Saya ambil piring untuk alas bungkusnya. Tak lupa mengambil segelas air ukuran besar di dispenser. Saya campur air panas dengan air dingin. Biar hangat.
Dengan lahap, nasi padang bungkus itu sudah beralih ke kantong perut saya. Padahal lumayan banyak juga nasinya. Ya, nasi padang yang dibungkus akan lebih banyak nasinya dibandingkan jika kita makan di tempatnya.
Konon secara historis, dulu ketika Indonesia mengalami  masa-masa sulit dilanda krisis ekonomi, pemilik rumah makan padang ini terpanggil rasa kemanusiaannya. Mereka menambahkan nasi lebih banyak bagi para pembeli yang dibungkus. Dengan begitu, pembeli itu bisa berbagi dengan orang serumah.
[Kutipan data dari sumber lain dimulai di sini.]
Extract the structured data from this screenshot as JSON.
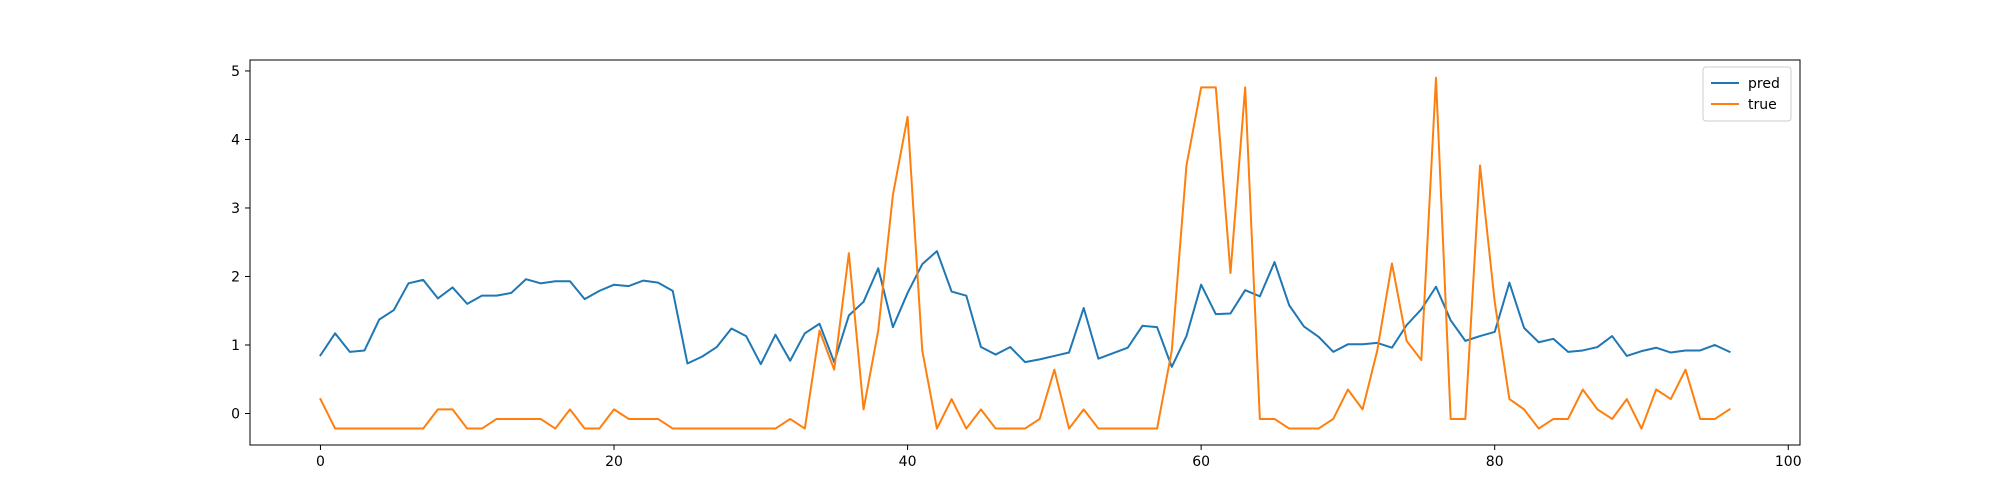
{
  "chart_data": {
    "type": "line",
    "title": "",
    "xlabel": "",
    "ylabel": "",
    "xlim": [
      -4.8,
      100.8
    ],
    "ylim": [
      -0.46,
      5.16
    ],
    "xticks": [
      0,
      20,
      40,
      60,
      80,
      100
    ],
    "yticks": [
      0,
      1,
      2,
      3,
      4,
      5
    ],
    "grid": false,
    "legend": {
      "placement": "top-right"
    },
    "series": [
      {
        "name": "pred",
        "color": "#1f77b4",
        "x": [
          0,
          1,
          2,
          3,
          4,
          5,
          6,
          7,
          8,
          9,
          10,
          11,
          12,
          13,
          14,
          15,
          16,
          17,
          18,
          19,
          20,
          21,
          22,
          23,
          24,
          25,
          26,
          27,
          28,
          29,
          30,
          31,
          32,
          33,
          34,
          35,
          36,
          37,
          38,
          39,
          40,
          41,
          42,
          43,
          44,
          45,
          46,
          47,
          48,
          49,
          50,
          51,
          52,
          53,
          54,
          55,
          56,
          57,
          58,
          59,
          60,
          61,
          62,
          63,
          64,
          65,
          66,
          67,
          68,
          69,
          70,
          71,
          72,
          73,
          74,
          75,
          76,
          77,
          78,
          79,
          80,
          81,
          82,
          83,
          84,
          85,
          86,
          87,
          88,
          89,
          90,
          91,
          92,
          93,
          94,
          95,
          96
        ],
        "y": [
          0.85,
          1.17,
          0.9,
          0.92,
          1.37,
          1.51,
          1.9,
          1.95,
          1.68,
          1.84,
          1.6,
          1.72,
          1.72,
          1.76,
          1.96,
          1.9,
          1.93,
          1.93,
          1.67,
          1.79,
          1.88,
          1.86,
          1.94,
          1.91,
          1.79,
          0.73,
          0.83,
          0.97,
          1.24,
          1.13,
          0.72,
          1.15,
          0.77,
          1.17,
          1.31,
          0.75,
          1.43,
          1.63,
          2.12,
          1.26,
          1.76,
          2.18,
          2.37,
          1.78,
          1.72,
          0.97,
          0.86,
          0.97,
          0.75,
          0.79,
          0.84,
          0.89,
          1.54,
          0.8,
          0.88,
          0.96,
          1.28,
          1.26,
          0.68,
          1.13,
          1.88,
          1.45,
          1.46,
          1.8,
          1.71,
          2.21,
          1.58,
          1.27,
          1.12,
          0.9,
          1.01,
          1.01,
          1.03,
          0.96,
          1.29,
          1.52,
          1.85,
          1.36,
          1.06,
          1.13,
          1.19,
          1.91,
          1.25,
          1.04,
          1.09,
          0.9,
          0.92,
          0.97,
          1.13,
          0.84,
          0.91,
          0.96,
          0.89,
          0.92,
          0.92,
          1.0,
          0.9
        ]
      },
      {
        "name": "true",
        "color": "#ff7f0e",
        "x": [
          0,
          1,
          2,
          3,
          4,
          5,
          6,
          7,
          8,
          9,
          10,
          11,
          12,
          13,
          14,
          15,
          16,
          17,
          18,
          19,
          20,
          21,
          22,
          23,
          24,
          25,
          26,
          27,
          28,
          29,
          30,
          31,
          32,
          33,
          34,
          35,
          36,
          37,
          38,
          39,
          40,
          41,
          42,
          43,
          44,
          45,
          46,
          47,
          48,
          49,
          50,
          51,
          52,
          53,
          54,
          55,
          56,
          57,
          58,
          59,
          60,
          61,
          62,
          63,
          64,
          65,
          66,
          67,
          68,
          69,
          70,
          71,
          72,
          73,
          74,
          75,
          76,
          77,
          78,
          79,
          80,
          81,
          82,
          83,
          84,
          85,
          86,
          87,
          88,
          89,
          90,
          91,
          92,
          93,
          94,
          95,
          96
        ],
        "y": [
          0.21,
          -0.22,
          -0.22,
          -0.22,
          -0.22,
          -0.22,
          -0.22,
          -0.22,
          0.06,
          0.06,
          -0.22,
          -0.22,
          -0.08,
          -0.08,
          -0.08,
          -0.08,
          -0.22,
          0.06,
          -0.22,
          -0.22,
          0.06,
          -0.08,
          -0.08,
          -0.08,
          -0.22,
          -0.22,
          -0.22,
          -0.22,
          -0.22,
          -0.22,
          -0.22,
          -0.22,
          -0.08,
          -0.22,
          1.21,
          0.64,
          2.34,
          0.06,
          1.21,
          3.19,
          4.33,
          0.92,
          -0.22,
          0.21,
          -0.22,
          0.06,
          -0.22,
          -0.22,
          -0.22,
          -0.08,
          0.64,
          -0.22,
          0.06,
          -0.22,
          -0.22,
          -0.22,
          -0.22,
          -0.22,
          0.92,
          3.62,
          4.76,
          4.76,
          2.05,
          4.76,
          -0.08,
          -0.08,
          -0.22,
          -0.22,
          -0.22,
          -0.08,
          0.35,
          0.06,
          0.92,
          2.19,
          1.06,
          0.78,
          4.9,
          -0.08,
          -0.08,
          3.62,
          1.63,
          0.21,
          0.06,
          -0.22,
          -0.08,
          -0.08,
          0.35,
          0.06,
          -0.08,
          0.21,
          -0.22,
          0.35,
          0.21,
          0.64,
          -0.08,
          -0.08,
          0.06
        ]
      }
    ]
  }
}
Tradisi heroisme di Sumatera Barat (Baca: Padang) tidak melulu berkutat pada nama-nama: Tan Malaka, Agus Salim, Rasuna Said, Hamka, Hatta, Imam Bonjol, dan  Yamin. Tetapi heroisme menjulur ke akar-akar rumput masyarakat : Para pedagang nasi padang.Â
Bahkan kali pertama orang menyebut rumah makan padang dengan sebutan: Rumah Makan Ampera.
Ampera disini akronim dari: Amanat Penderitaan Rakyat. Frasa yang pernah diungkapkan Oleh Bung Karno pada salah satu pidatonya.
Bahkan restannya sampai sekarang masih banyak kita temui rumah makan padang dengan nama: Ampera.